Va ricordato, inoltre, che la scorta di Di Matteo è composta da tre automobili delle quali solo una ha i vetri oscurati. Non è certo un’ardua impresa individuare su quale viaggia il magistrato condannato a morte da Totò Riina, intercettato dal carcere. Basterebbe già questo a dimostrare una sicurezza a dir poco inadeguata, a dispetto di quanto affermato dal procuratore nazionale antimafia Franco Roberti, secondo il quale il collega della Procura di Palermo non solo «è ben tutelato», ma, se il Bomb Jammer non è stato finora assegnato, è perché «evidentemente è stato ritenuto eccessivo».

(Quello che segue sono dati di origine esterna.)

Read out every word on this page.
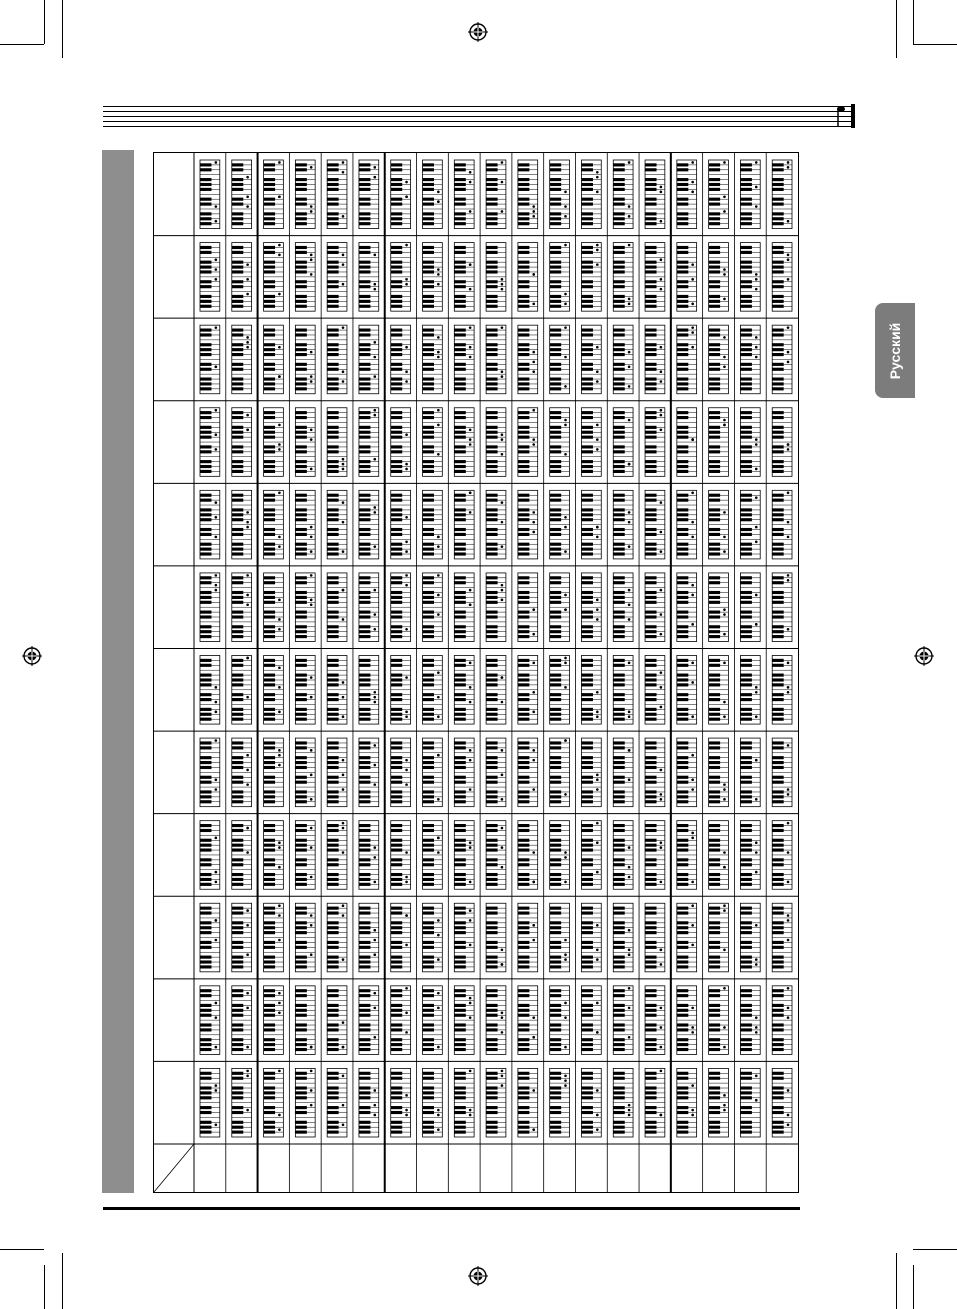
Русский
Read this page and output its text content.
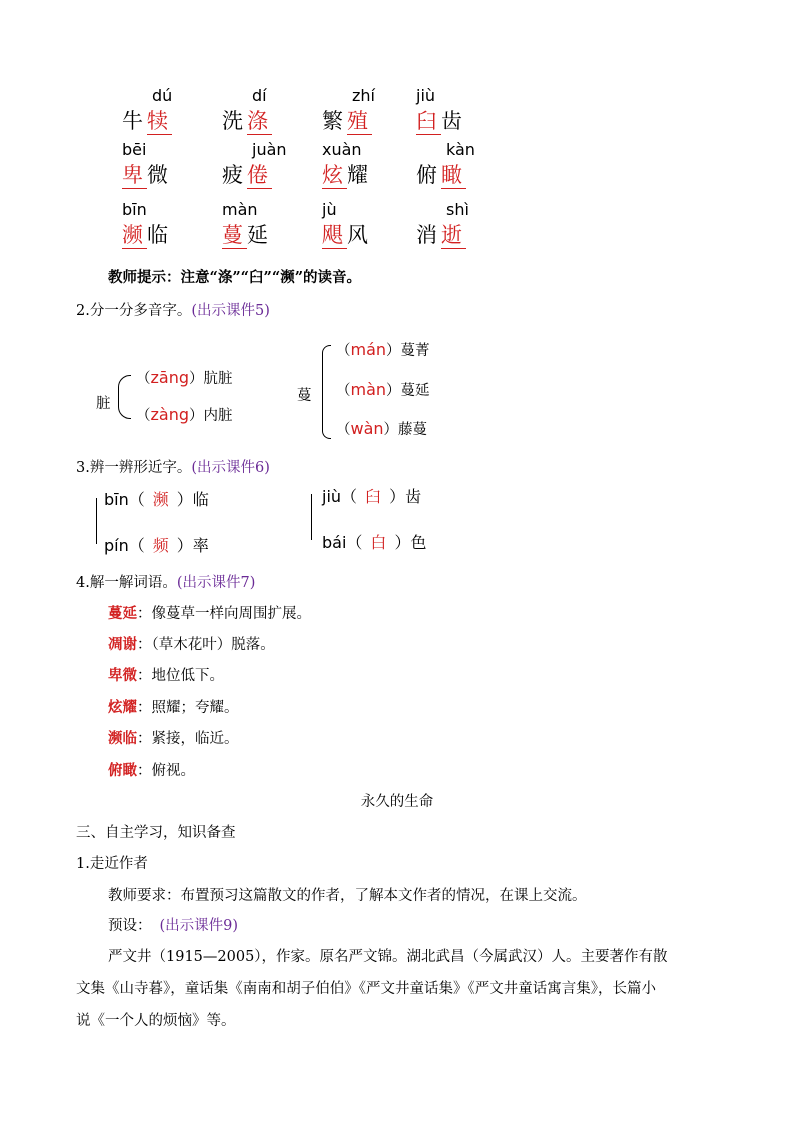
dú
牛犊
dí
洗涤
zhí
繁殖
jiù
臼齿
bēi
卑微
juàn
疲倦
xuàn
炫耀
kàn
俯瞰
bīn
濒临
màn
蔓延
jù
飓风
shì
消逝
教师提示：注意“涤”“臼”“濒”的读音。
2.分一分多音字。(出示课件5)
脏
（zāng）肮脏
（zàng）内脏
蔓
（mán）蔓菁
（màn）蔓延
（wàn）藤蔓
3.辨一辨形近字。(出示课件6)
bīn（ 濒 ）临
pín（ 频 ）率
jiù（ 臼 ）齿
bái（ 白 ）色
4.解一解词语。(出示课件7)
蔓延：像蔓草一样向周围扩展。
凋谢：（草木花叶）脱落。
卑微：地位低下。
炫耀：照耀；夸耀。
濒临：紧接，临近。
俯瞰：俯视。
永久的生命
三、自主学习，知识备查
1.走近作者
教师要求：布置预习这篇散文的作者，了解本文作者的情况，在课上交流。
预设： (出示课件9)
严文井（1915—2005），作家。原名严文锦。湖北武昌（今属武汉）人。主要著作有散
文集《山寺暮》，童话集《南南和胡子伯伯》《严文井童话集》《严文井童话寓言集》，长篇小
说《一个人的烦恼》等。
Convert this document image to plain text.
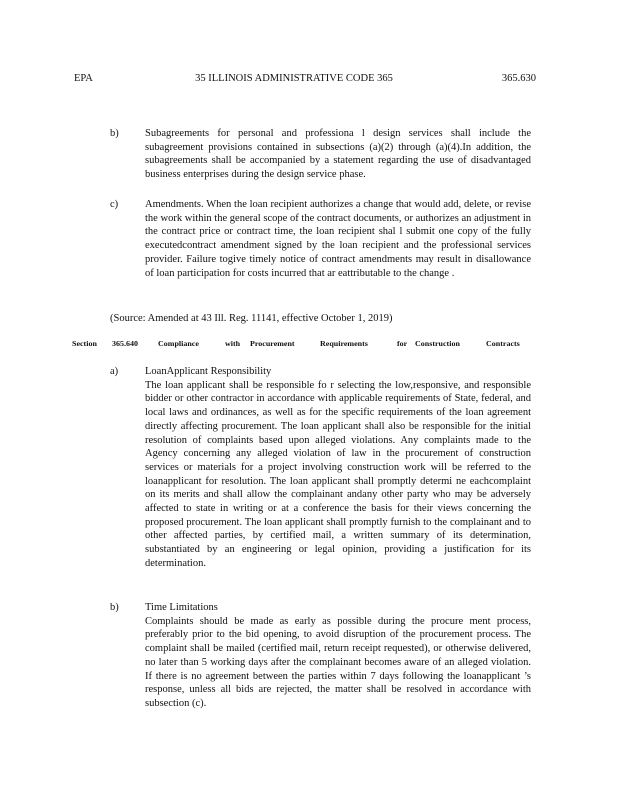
EPA	35 ILLINOIS ADMINISTRATIVE CODE 365	365.630
b)	Subagreements for personal and professiona l design services shall include the subagreement provisions contained in subsections (a)(2) through (a)(4).In addition, the subagreements shall be accompanied by a statement regarding the use of disadvantaged business enterprises during the design service phase.
c)	Amendments. When the loan recipient authorizes a change that would add, delete, or revise the work within the general scope of the contract documents, or authorizes an adjustment in the contract price or contract time, the loan recipient shal l submit one copy of the fully executedcontract amendment signed by the loan recipient and the professional services provider. Failure togive timely notice of contract amendments may result in disallowance of loan participation for costs incurred that ar eattributable to the change .
(Source: Amended at 43 Ill. Reg. 11141, effective October 1, 2019)
Section 365.640	Compliance	with Procurement	Requirements	for Construction	Contracts
a)	LoanApplicant Responsibility
The loan applicant shall be responsible fo r selecting the low,responsive, and responsible bidder or other contractor in accordance with applicable requirements of State, federal, and local laws and ordinances, as well as for the specific requirements of the loan agreement directly affecting procurement. The loan applicant shall also be responsible for the initial resolution of complaints based upon alleged violations. Any complaints made to the Agency concerning any alleged violation of law in the procurement of construction services or materials for a project involving construction work will be referred to the loanapplicant for resolution. The loan applicant shall promptly determi ne eachcomplaint on its merits and shall allow the complainant andany other party who may be adversely affected to state in writing or at a conference the basis for their views concerning the proposed procurement. The loan applicant shall promptly furnish to the complainant and to other affected parties, by certified mail, a written summary of its determination, substantiated by an engineering or legal opinion, providing a justification for its determination.
b)	Time Limitations
Complaints should be made as early as possible during the procure ment process, preferably prior to the bid opening, to avoid disruption of the procurement process. The complaint shall be mailed (certified mail, return receipt requested), or otherwise delivered, no later than 5 working days after the complainant becomes aware of an alleged violation. If there is no agreement between the parties within 7 days following the loanapplicant ’s response, unless all bids are rejected, the matter shall be resolved in accordance with subsection (c).
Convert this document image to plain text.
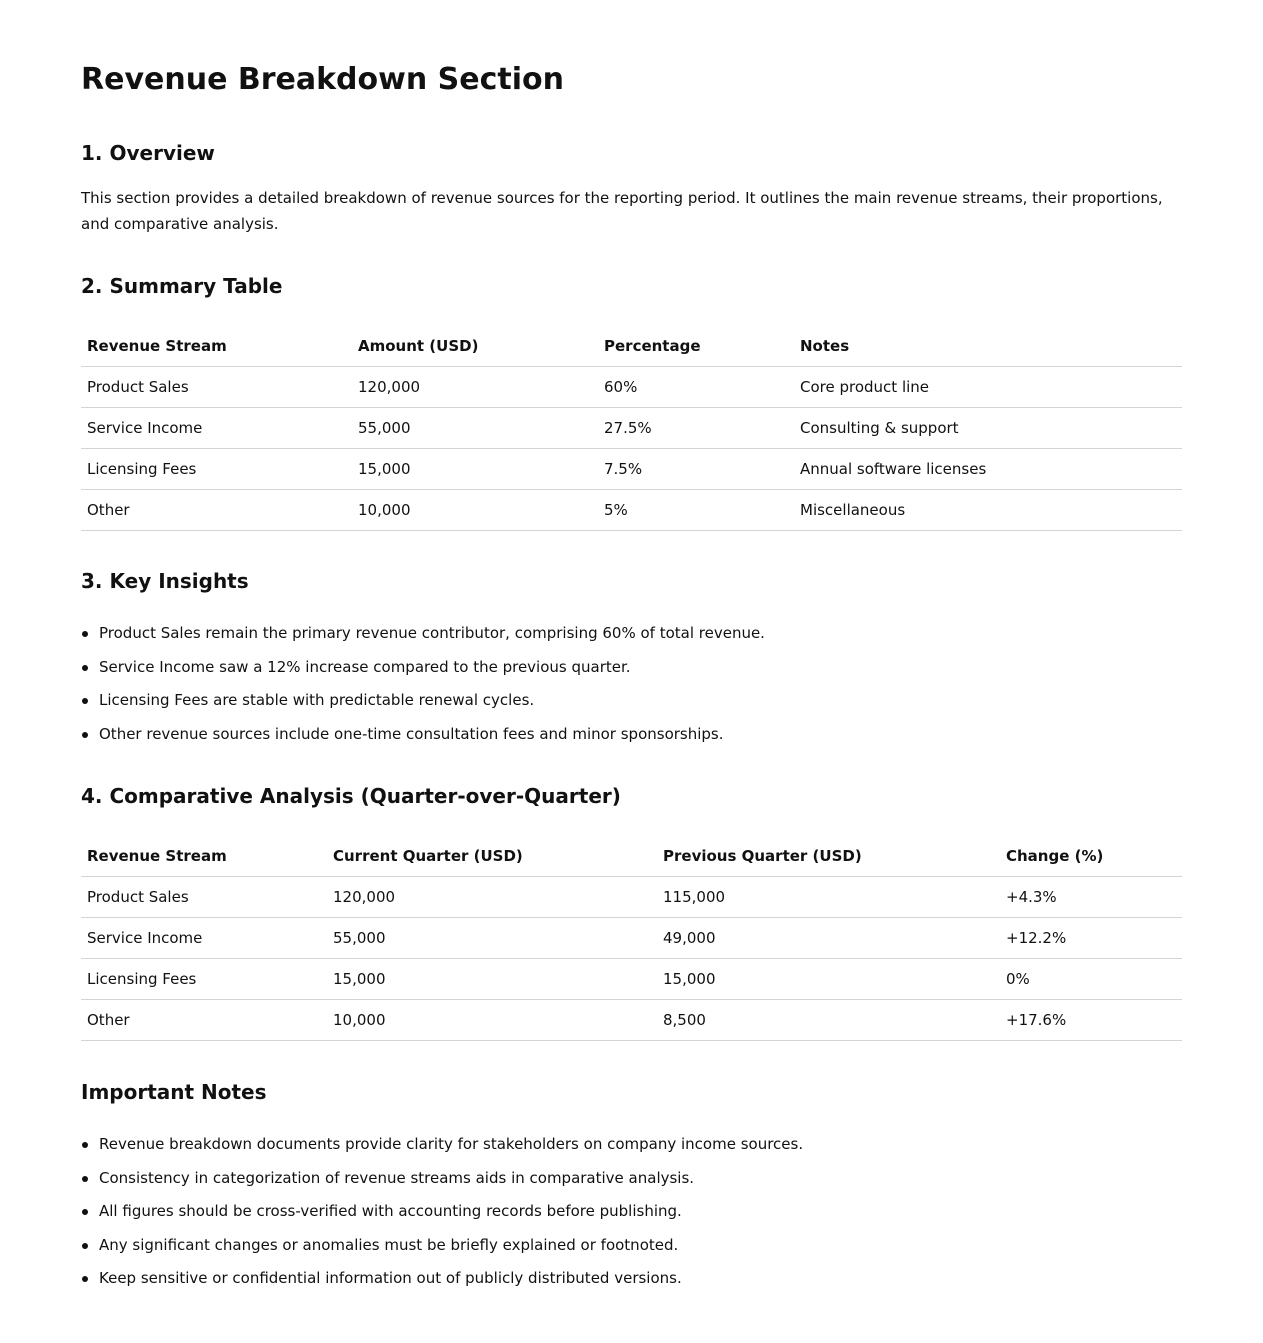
Revenue Breakdown Section
1. Overview

This section provides a detailed breakdown of revenue sources for the reporting period. It outlines the main revenue streams, their proportions, and comparative analysis.

2. Summary Table
Revenue Stream	Amount (USD)	Percentage	Notes
Product Sales	120,000	60%	Core product line
Service Income	55,000	27.5%	Consulting & support
Licensing Fees	15,000	7.5%	Annual software licenses
Other	10,000	5%	Miscellaneous
3. Key Insights
Product Sales remain the primary revenue contributor, comprising 60% of total revenue.
Service Income saw a 12% increase compared to the previous quarter.
Licensing Fees are stable with predictable renewal cycles.
Other revenue sources include one-time consultation fees and minor sponsorships.
4. Comparative Analysis (Quarter-over-Quarter)
Revenue Stream	Current Quarter (USD)	Previous Quarter (USD)	Change (%)
Product Sales	120,000	115,000	+4.3%
Service Income	55,000	49,000	+12.2%
Licensing Fees	15,000	15,000	0%
Other	10,000	8,500	+17.6%
Important Notes
Revenue breakdown documents provide clarity for stakeholders on company income sources.
Consistency in categorization of revenue streams aids in comparative analysis.
All figures should be cross-verified with accounting records before publishing.
Any significant changes or anomalies must be briefly explained or footnoted.
Keep sensitive or confidential information out of publicly distributed versions.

«Non pensate mai, non cedete nemmeno alla tentazione di pensare, anche per un solo momento, che la vostra passione civile sia inutile o tradita, per favore, non lo pensate mai», è l’invito rivolto proprio dal pm Di Matteo ai tanti che hanno deciso da tempo da che parte stare, e «Resistenza!» è ormai l’urlo di protesta che contraddistingue Salvatore Borsellino, ripetuto più volte anche sabato mattina, in mezzo alla folla, in prima linea in difesa della Verità, a tutela della vita di chi, per quella Verità, è disposto a sacrificarla. Ma è innegabile, oltre che comprensibile, un’amarezza diffusa. «Ci resta l’amaro in bocca nel constatare a chi sono in mano quelle Istituzioni – si legge ancora nella nota – che rispettiamo e per le quali hanno sacrificato la sua vita Paolo Borsellino e i cinque servitori dello Stato, quello vero, trucidati insieme a lui».